BSD 2-Clause "Simplified" License
21 stars 7 forks source link

Need a way to validate OTT ids and node ids #80

Open jar398 opened 8 years ago

jar398 commented 8 years ago

In the v2 API, if a method found an unrecognized , the id was put in a special list, which was returned as a special result. In the v3 API, you get a 400 error if any id is invalid. We should probably have a way to recover the v2 behavior or something equivalent to it using either an option to all methods that take ids as arguments, or as a separate validation method.

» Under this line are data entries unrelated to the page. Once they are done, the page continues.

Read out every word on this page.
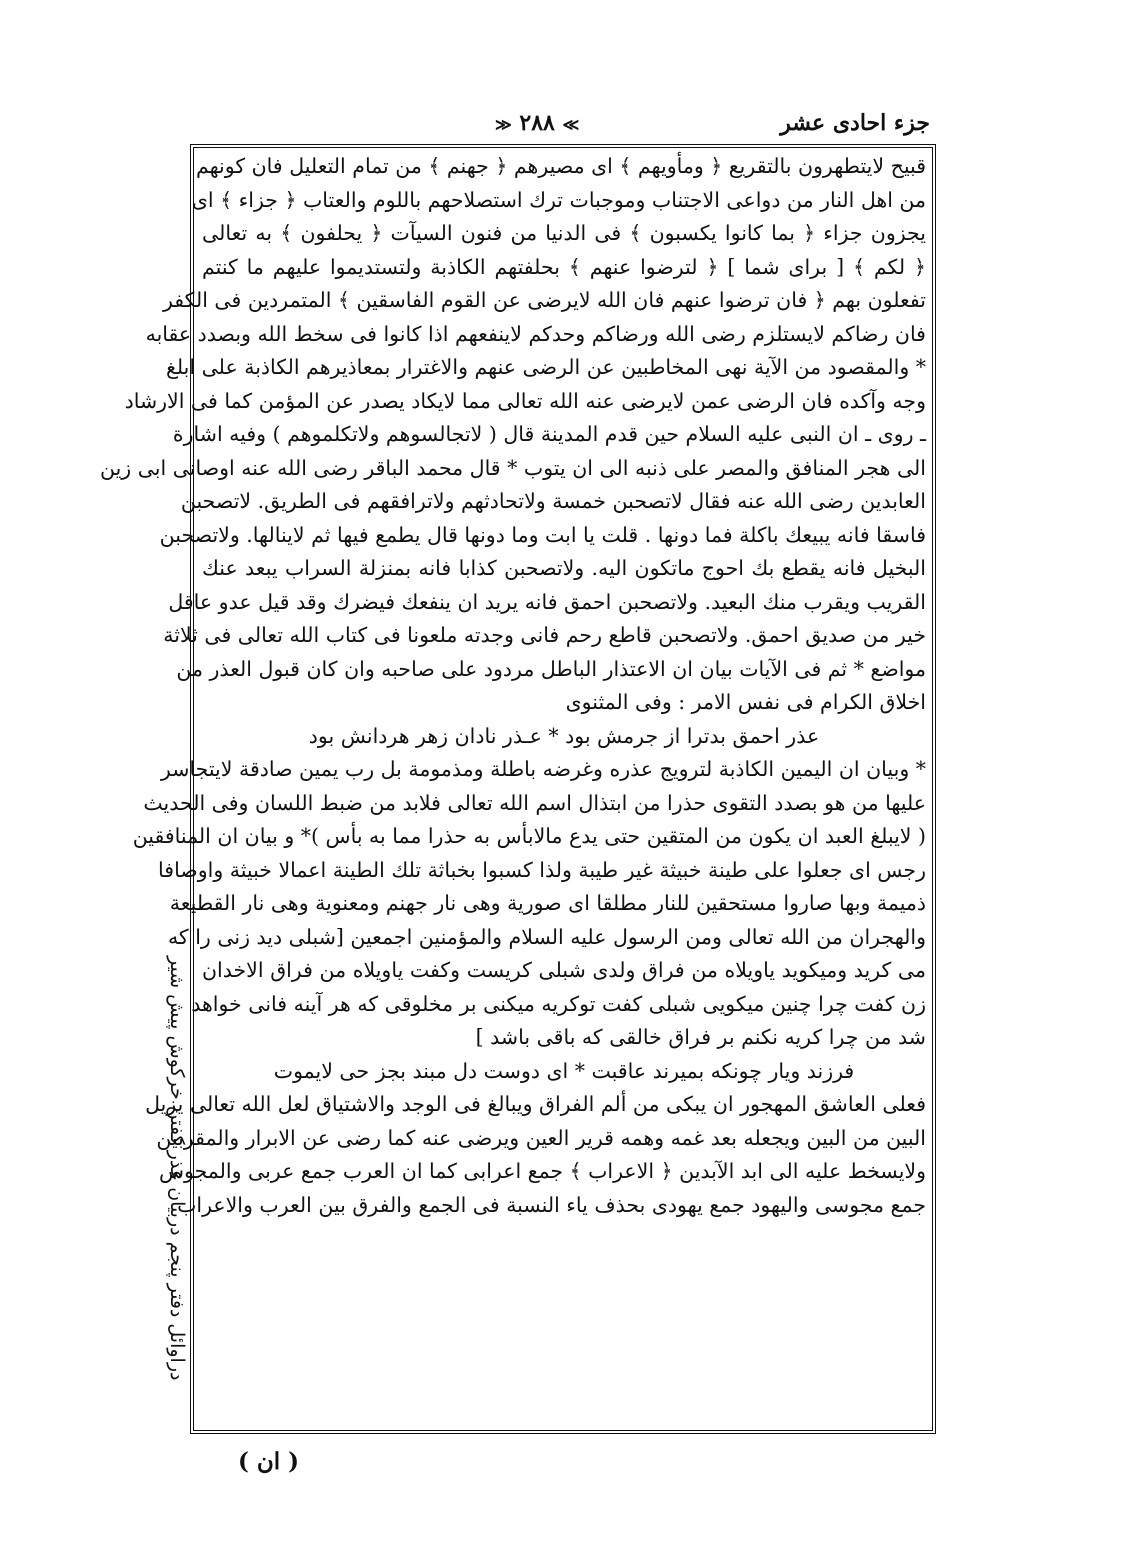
جزء احادى عشر
≫ ٢٨٨ ≪
قبيح لايتطهرون بالتقريع ﴿ ومأويهم ﴾ اى مصيرهم ﴿ جهنم ﴾ من تمام التعليل فان كونهم
من اهل النار من دواعى الاجتناب وموجبات ترك استصلاحهم باللوم والعتاب ﴿ جزاء ﴾ اى
يجزون جزاء ﴿ بما كانوا يكسبون ﴾ فى الدنيا من فنون السيآت ﴿ يحلفون ﴾ به تعالى
﴿ لكم ﴾ [ براى شما ] ﴿ لترضوا عنهم ﴾ بحلفتهم الكاذبة ولتستديموا عليهم ما كنتم
تفعلون بهم ﴿ فان ترضوا عنهم فان الله لايرضى عن القوم الفاسقين ﴾ المتمردين فى الكفر
فان رضاكم لايستلزم رضى الله ورضاكم وحدكم لاينفعهم اذا كانوا فى سخط الله وبصدد عقابه
* والمقصود من الآية نهى المخاطبين عن الرضى عنهم والاغترار بمعاذيرهم الكاذبة على ابلغ
وجه وآكده فان الرضى عمن لايرضى عنه الله تعالى مما لايكاد يصدر عن المؤمن كما فى الارشاد
ـ روى ـ ان النبى عليه السلام حين قدم المدينة قال ( لاتجالسوهم ولاتكلموهم ) وفيه اشارة
الى هجر المنافق والمصر على ذنبه الى ان يتوب * قال محمد الباقر رضى الله عنه اوصانى ابى زين
العابدين رضى الله عنه فقال لاتصحبن خمسة ولاتحادثهم ولاترافقهم فى الطريق. لاتصحبن
فاسقا فانه يبيعك باكلة فما دونها . قلت يا ابت وما دونها قال يطمع فيها ثم لاينالها. ولاتصحبن
البخيل فانه يقطع بك احوج ماتكون اليه. ولاتصحبن كذابا فانه بمنزلة السراب يبعد عنك
القريب ويقرب منك البعيد. ولاتصحبن احمق فانه يريد ان ينفعك فيضرك وقد قيل عدو عاقل
خير من صديق احمق. ولاتصحبن قاطع رحم فانى وجدته ملعونا فى كتاب الله تعالى فى ثلاثة
مواضع * ثم فى الآيات بيان ان الاعتذار الباطل مردود على صاحبه وان كان قبول العذر من
اخلاق الكرام فى نفس الامر : وفى المثنوى
عذر احمق بدترا از جرمش بود * عـذر نادان زهر هردانش بود
* وبيان ان اليمين الكاذبة لترويج عذره وغرضه باطلة ومذمومة بل رب يمين صادقة لايتجاسر
عليها من هو بصدد التقوى حذرا من ابتذال اسم الله تعالى فلابد من ضبط اللسان وفى الحديث
( لايبلغ العبد ان يكون من المتقين حتى يدع مالابأس به حذرا مما به بأس )* و بيان ان المنافقين
رجس اى جعلوا على طينة خبيثة غير طيبة ولذا كسبوا بخباثة تلك الطينة اعمالا خبيثة واوصافا
ذميمة وبها صاروا مستحقين للنار مطلقا اى صورية وهى نار جهنم ومعنوية وهى نار القطيعة
والهجران من الله تعالى ومن الرسول عليه السلام والمؤمنين اجمعين [شبلى ديد زنى را كه
مى كريد وميكويد ياويلاه من فراق ولدى شبلى كريست وكفت ياويلاه من فراق الاخدان
زن كفت چرا چنين ميكويى شبلى كفت توكريه ميكنى بر مخلوقى كه هر آينه فانى خواهد
شد من چرا كريه نكنم بر فراق خالقى كه باقى باشد ]
فرزند ويار چونكه بميرند عاقبت * اى دوست دل مبند بجز حى لايموت
فعلى العاشق المهجور ان يبكى من ألم الفراق ويبالغ فى الوجد والاشتياق لعل الله تعالى يزيل
البين من البين ويجعله بعد غمه وهمه قرير العين ويرضى عنه كما رضى عن الابرار والمقربين
ولايسخط عليه الى ابد الآبدين ﴿ الاعراب ﴾ جمع اعرابى كما ان العرب جمع عربى والمجوس
جمع مجوسى واليهود جمع يهودى بحذف ياء النسبة فى الجمع والفرق بين العرب والاعراب
دراوائل دفتر پنجم دربيان عذر كفتن خركوش پيش شير
( ان )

The latter is cleaner and more orthogonal, but would be a pain for users and for performance.

I think there is a separate issue somewhere about having propinquity give explanations of why a taxonomy node failed to make it into the synthetic tree; that should be coordinated with this more general question, which has to do with OTT ids that were deprecated long ago, or mistyped.

This will come to a head when we discontinue the v2 API, because this is one thing you can do with the v2 API that you can't easily do with the v3 API. (In v3, to find out what the unrecognized ids were, you have to parse the error message, because neo4j doesn't let us return json error responses.

jar398 commented 8 years ago

Options for doing this:

  1. Revert to something similar to v2 behavior, adding extra fields to result
  2. Same as 1. but only when enabled when requested by a flag parameter
  3. Define a new method specifically for validating ids. Return value would be list(s) of invalid ids. Client would call that first, then use it to filter the id list for a subsequent mrca or induced subtree call
josephwb commented 8 years ago

FWIW I like 1 myself for routine use (e.g. getting mrcas in curator to check ingroups against synthetic tree).

Having 3 around seems generally useful.